An empty trie consists of a single, unmarked node whose edges are all null. As words are added to a trie, nodes must be created and linked using the appropriate edges corresponding to the letters. You are to create a Trie class that implements this data structure. Your class must provide the following constructor and methods:

public Trie() // constructs an empty Trie, consisting of a single node public boolean add(String word) // attempts to add word, returns true if successful (not already stored) public boolean contains(String word) // returns true if word is stored in the Trie public boolean containsPrefix(String pre) // returns true if pre is the prefix of a word in the tree public int size() // returns the number of words stored [should be O(1)]

Your Trie implementation should be case-insensitive, so adding "foo" and "Foo" would result in a single entry. You may assume that the Strings to be stored in a Trie consist of letters only (no spaces or punctuation marks).

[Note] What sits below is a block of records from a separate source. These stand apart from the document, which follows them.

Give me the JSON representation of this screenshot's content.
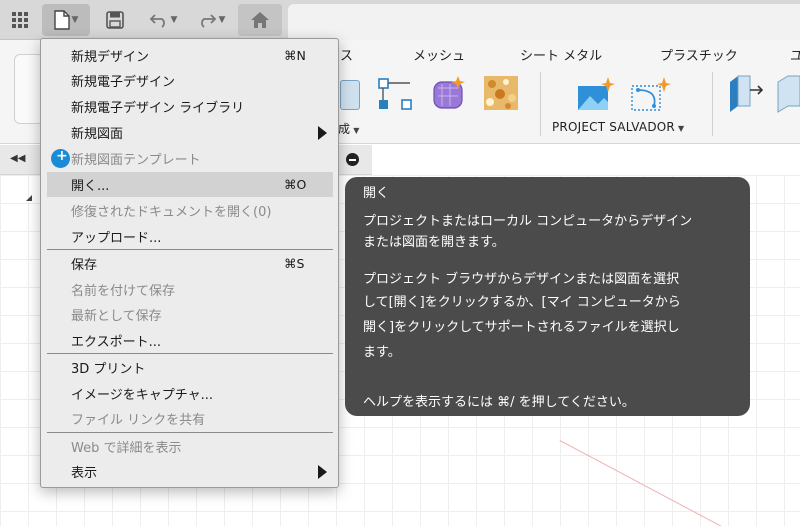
{
  "ribbon": {
    "tabs": [
      "ス",
      "メッシュ",
      "シート メタル",
      "プラスチック",
      "ユ"
    ],
    "label_partial": "成",
    "group_label": "PROJECT SALVADOR"
  },
  "menu": {
    "items": [
      {
        "label": "新規デザイン",
        "shortcut": "⌘N"
      },
      {
        "label": "新規電子デザイン"
      },
      {
        "label": "新規電子デザイン ライブラリ"
      },
      {
        "label": "新規図面"
      },
      {
        "label": "新規図面テンプレート"
      },
      {
        "label": "開く...",
        "shortcut": "⌘O"
      },
      {
        "label": "修復されたドキュメントを開く(0)"
      },
      {
        "label": "アップロード..."
      },
      {
        "label": "保存",
        "shortcut": "⌘S"
      },
      {
        "label": "名前を付けて保存"
      },
      {
        "label": "最新として保存"
      },
      {
        "label": "エクスポート..."
      },
      {
        "label": "3D プリント"
      },
      {
        "label": "イメージをキャプチャ..."
      },
      {
        "label": "ファイル リンクを共有"
      },
      {
        "label": "Web で詳細を表示"
      },
      {
        "label": "表示"
      }
    ]
  },
  "tooltip": {
    "title": "開く",
    "line1": "プロジェクトまたはローカル コンピュータからデザイン",
    "line2": "または図面を開きます。",
    "line3": "プロジェクト ブラウザからデザインまたは図面を選択",
    "line4": "して[開く]をクリックするか、[マイ コンピュータから",
    "line5": "開く]をクリックしてサポートされるファイルを選択し",
    "line6": "ます。",
    "help": "ヘルプを表示するには ⌘/ を押してください。"
  },
  "colors": {
    "menu_bg": "#ececec",
    "menu_highlight": "#d2d2d2",
    "tooltip_bg": "#4b4b4b",
    "accent_blue": "#1a8bd6"
  },
  "icons": [
    "apps-grid-icon",
    "file-icon",
    "save-icon",
    "undo-icon",
    "redo-icon",
    "home-icon",
    "submenu-arrow-icon",
    "template-badge-icon"
  ]
}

As part of your Trie class definition, you will need to define an inner class to represent the nodes in a Trie (similar to the Node, DNode and TreeNode inner classes we have previously studied). Your TrieNode class should have two fields, a boolean (for the flag) and an array of 26 TrieNode references (for the edges).

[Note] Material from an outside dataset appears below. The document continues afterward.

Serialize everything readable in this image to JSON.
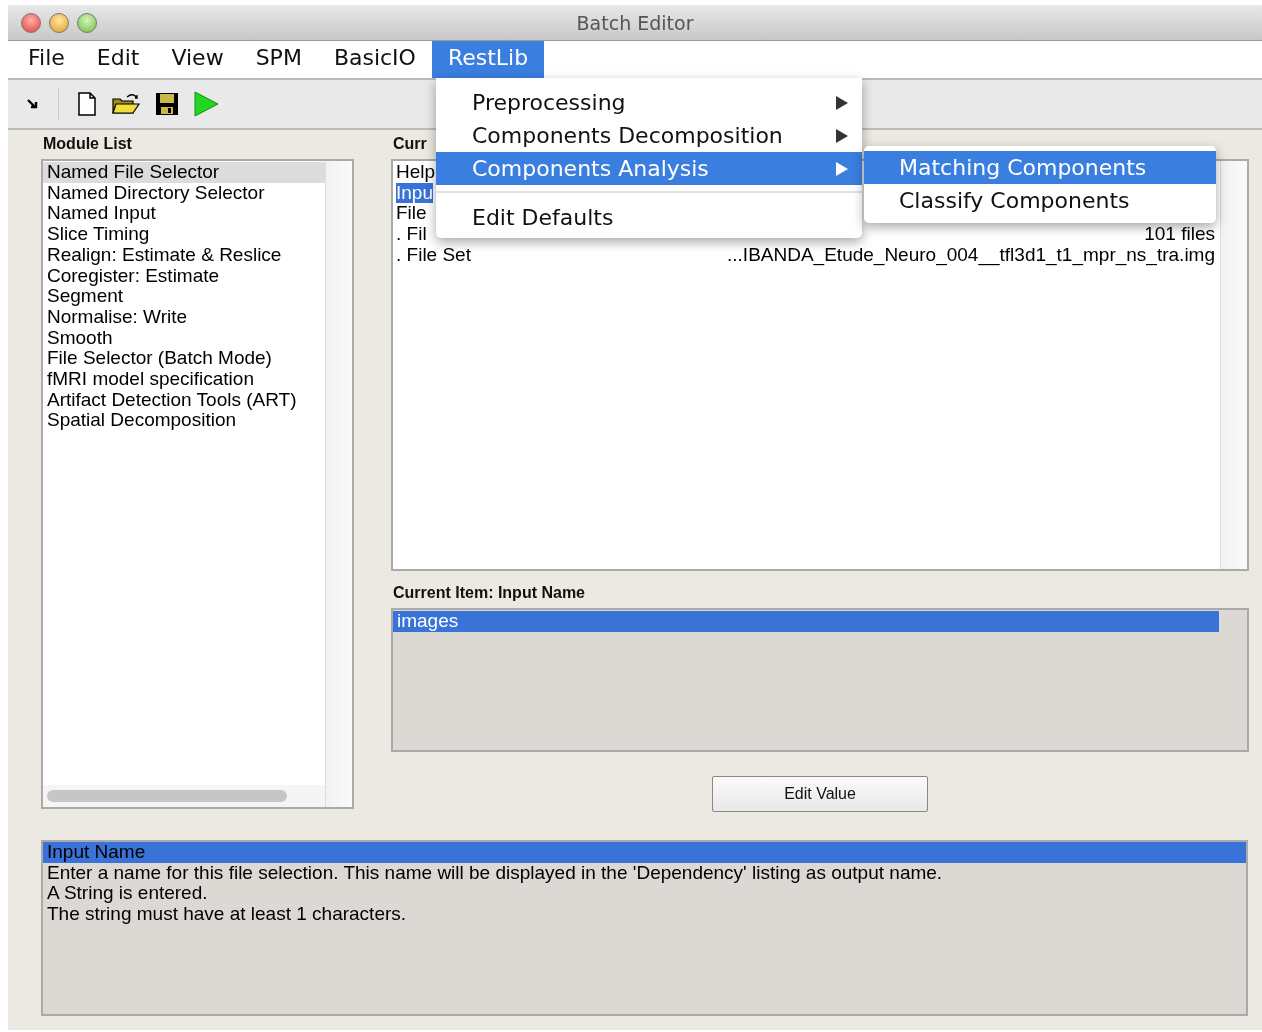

To test your Trie class, define a class named TrieDriver that contains a main method which (1) creates a Trie, (2) reads in and stores all of the words in dictionary.txt, and (3) repeatedly prompts the user for letter sequences. For each sequence, it should display whether that sequence is a word in the dictionary, and if not whether it is the prefix of a word in the dictionary. The driver should repeatedly read in and classify letter sequences until the user enters a blank line. For example:

    Enter a sequence (blank line to end): zyzz
      zyzz is not a word, but it is a prefix of a word.
    Enter again: zyzzyva
      zyzzyva is a word.
    Enter again: zzzz
      zzzz is neither a word nor a prefix.
    Enter again:
      DONE

Trie Stats

The tradeoffs between tries and the other data structures we have studied are significant. You might expect a trie to require significantly more space, since each node essentially stores only one letter and has 26 potential references. However, structure sharing can offset this cost. For example, storing "fool" requires no additional storage if you have already stored "foolish". Searching a trie should be much faster, as search is independent of the number of words stored and only dependent on the length of the sequence being search for. Modify the StatsDriver class to generate stats on a trie storing the dictionary. Report your stats and discuss whether they meet your expectations when compared with the previous data structures.